Heap type with base type: what about tp_dealloc?

Hello,

In a PoC I’m working on, I’d like to use the Py_mod_create slot in a PyModuleDef to return a module that’s of a custom type, subclassing PyModule_Type. A value of this type can, then, contain extra data that can then be used by Py_mod_exec, m_free and similar functions, whilst retaining special-cased support for PyModule_Type modules in the import machinery.

I started implementing this type as a heap-allocated type (trying to target the limited API), using a static PyType_Spec. Since the object structure of moduletype isn’t public, I use a negative basicsize in the spec. Finally, I use PyType_FromSpecWithBases(&spec, (PyObject *)&PyModule_Type) to instantiate the type object.

This works, but I’m puzzled about implementing the Py_tp_dealloc slot for my type, for two reasons, both related to the fact I need to (also) call PyModule_Type->tp_dealloc from my custom tp_dealloc function (unless I’m mistaken and this wouldn’t be required?!):

  • module_dealloc calls PyObject_GC_UnTrack. I didn’t set Py_TPFLAGS_HAVE_GC in my custom PyType_Spec, but maybe that’s be required given the base type has it?

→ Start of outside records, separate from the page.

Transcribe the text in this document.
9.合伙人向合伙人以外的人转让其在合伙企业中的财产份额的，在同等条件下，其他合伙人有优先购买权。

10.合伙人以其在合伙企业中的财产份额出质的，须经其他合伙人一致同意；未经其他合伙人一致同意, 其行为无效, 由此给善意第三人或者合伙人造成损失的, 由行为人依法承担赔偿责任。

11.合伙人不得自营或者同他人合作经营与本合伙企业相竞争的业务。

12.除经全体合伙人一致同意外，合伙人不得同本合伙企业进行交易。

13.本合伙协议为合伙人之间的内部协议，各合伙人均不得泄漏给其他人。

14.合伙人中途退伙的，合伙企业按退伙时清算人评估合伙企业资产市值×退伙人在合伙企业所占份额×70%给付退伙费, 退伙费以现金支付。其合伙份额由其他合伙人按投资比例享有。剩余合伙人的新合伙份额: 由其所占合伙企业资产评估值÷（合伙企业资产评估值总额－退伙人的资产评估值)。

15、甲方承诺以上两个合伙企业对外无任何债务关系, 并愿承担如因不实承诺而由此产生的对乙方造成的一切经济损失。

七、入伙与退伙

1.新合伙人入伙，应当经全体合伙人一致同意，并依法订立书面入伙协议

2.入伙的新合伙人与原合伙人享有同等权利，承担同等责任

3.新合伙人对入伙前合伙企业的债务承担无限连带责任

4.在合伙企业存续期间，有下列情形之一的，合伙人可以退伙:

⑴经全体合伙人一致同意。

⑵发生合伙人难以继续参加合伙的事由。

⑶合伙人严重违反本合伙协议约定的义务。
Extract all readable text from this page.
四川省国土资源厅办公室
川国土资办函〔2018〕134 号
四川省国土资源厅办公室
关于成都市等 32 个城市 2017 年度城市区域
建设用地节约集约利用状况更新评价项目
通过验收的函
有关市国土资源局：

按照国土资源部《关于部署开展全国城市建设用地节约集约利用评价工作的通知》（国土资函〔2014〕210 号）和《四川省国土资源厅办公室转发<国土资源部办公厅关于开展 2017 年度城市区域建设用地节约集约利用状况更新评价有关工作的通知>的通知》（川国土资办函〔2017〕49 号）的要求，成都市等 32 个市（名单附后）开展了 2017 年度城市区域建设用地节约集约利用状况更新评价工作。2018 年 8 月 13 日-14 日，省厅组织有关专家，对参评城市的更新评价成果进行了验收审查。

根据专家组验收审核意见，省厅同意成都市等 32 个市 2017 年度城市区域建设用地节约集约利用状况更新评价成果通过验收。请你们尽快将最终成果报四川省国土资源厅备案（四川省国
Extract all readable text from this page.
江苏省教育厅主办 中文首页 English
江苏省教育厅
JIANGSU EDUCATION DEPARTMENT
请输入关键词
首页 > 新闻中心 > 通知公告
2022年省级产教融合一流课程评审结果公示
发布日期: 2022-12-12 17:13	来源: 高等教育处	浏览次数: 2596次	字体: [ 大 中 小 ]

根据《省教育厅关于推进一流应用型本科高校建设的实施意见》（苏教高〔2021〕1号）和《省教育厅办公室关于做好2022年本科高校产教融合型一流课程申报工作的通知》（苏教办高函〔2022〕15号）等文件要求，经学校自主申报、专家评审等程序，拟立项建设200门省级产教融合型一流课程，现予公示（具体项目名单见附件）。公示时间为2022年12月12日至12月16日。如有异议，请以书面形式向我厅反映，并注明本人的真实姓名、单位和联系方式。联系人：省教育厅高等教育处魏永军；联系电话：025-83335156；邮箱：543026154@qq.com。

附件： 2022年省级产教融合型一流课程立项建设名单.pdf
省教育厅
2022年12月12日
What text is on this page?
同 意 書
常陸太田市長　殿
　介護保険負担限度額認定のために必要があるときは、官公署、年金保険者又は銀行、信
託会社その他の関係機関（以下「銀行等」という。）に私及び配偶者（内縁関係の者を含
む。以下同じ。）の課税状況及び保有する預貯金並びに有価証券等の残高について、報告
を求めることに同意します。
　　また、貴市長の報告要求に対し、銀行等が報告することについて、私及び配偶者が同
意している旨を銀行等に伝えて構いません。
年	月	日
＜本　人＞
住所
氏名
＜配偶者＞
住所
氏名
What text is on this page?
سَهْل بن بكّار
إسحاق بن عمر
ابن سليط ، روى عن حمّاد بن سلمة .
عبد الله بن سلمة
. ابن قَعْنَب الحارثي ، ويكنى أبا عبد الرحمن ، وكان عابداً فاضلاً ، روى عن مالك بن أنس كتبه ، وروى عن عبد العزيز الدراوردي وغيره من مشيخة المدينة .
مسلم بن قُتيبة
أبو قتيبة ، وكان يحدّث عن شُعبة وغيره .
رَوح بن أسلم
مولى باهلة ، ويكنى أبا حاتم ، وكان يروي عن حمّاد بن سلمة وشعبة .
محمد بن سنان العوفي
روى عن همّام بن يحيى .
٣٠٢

If I need the flag, I should also call PyObject_GC_UnTrack before doing anything else in my tp_dealloc hook (including before calling PyModule_Type->tp_dealloc). Would it be an issue if the function gets called twice, then? The docs aren’t conclusive about this.

  • Given this is a heap type, I have to Py_DECREF the type of an instance in tp_dealloc. Currently PyModule_Type is not a heap type, so I should not expect it to do so, but in some later implementation it might be transformed into a heap type, and then I should not decref the object’s type in tp_dealloc (otherwise the type gets decref’ed twice). What’s a common pattern to be “future-proof” here? Should I check the flags of PyModule_Type for the Py_TPFLAGS_HEAP type, and if it is, assume it’ll perform the decref for me?

Thanks in advance!

If you only need extra data, you can set PyModuleDef.m_size; you shouldn’t need a module subclass.

I didn’t set Py_TPFLAGS_HAVE_GC

Py_TPFLAGS_HAVE_GC is inherited from the base. A module subclass will have GC.

I should also call PyObject_GC_UnTrack before doing anything else in my tp_dealloc hook

Currently, PyObject_GC_UnTrack is idempotent. You can call it, clear out stuff, and then call PyModule_Type->tp_dealloc.
I’m not sure how things should be, but, I don’t think we can change this detail now and so we should probably document/guarantee it.

Should I check the flags of PyModule_Type for the Py_TPFLAGS_HEAP type, and if it is, assume it’ll perform the decref for me?

Yes. Sorry for the inconvenience.

If your data includes references to other Python objects, you should also implement tp_travel and can also implement tp_clear (the latter is optional if you are sure that this will not create closed loops that can’t be broken at other link).

Consider also using m_free, m_traverse and m_clear slots instead of creating a new module subclass.

Thanks! No worries about the “inconvenience”, I don’t mind, just wanted to make sure i’m “doing it right”.

I can’t use m_size since

  • I need to run some code in the module’s tp_new, and some related code in tp_dealloc, and
  • What’s stored as extra data needs to be in-place before the Py_mod_exec function(s) are called (the extra data contains something-alike-a-function-pointer to “execute” the module, which I need to invoke in a (C) Py_mod_exec function). I guess I could do that after a call to PyModule_FromDefAndSpec in the create_module method of my loader, but that feels… not great. In a sense, this data isn’t related to the module (implementation) itself, but to the implementation of this “framework”.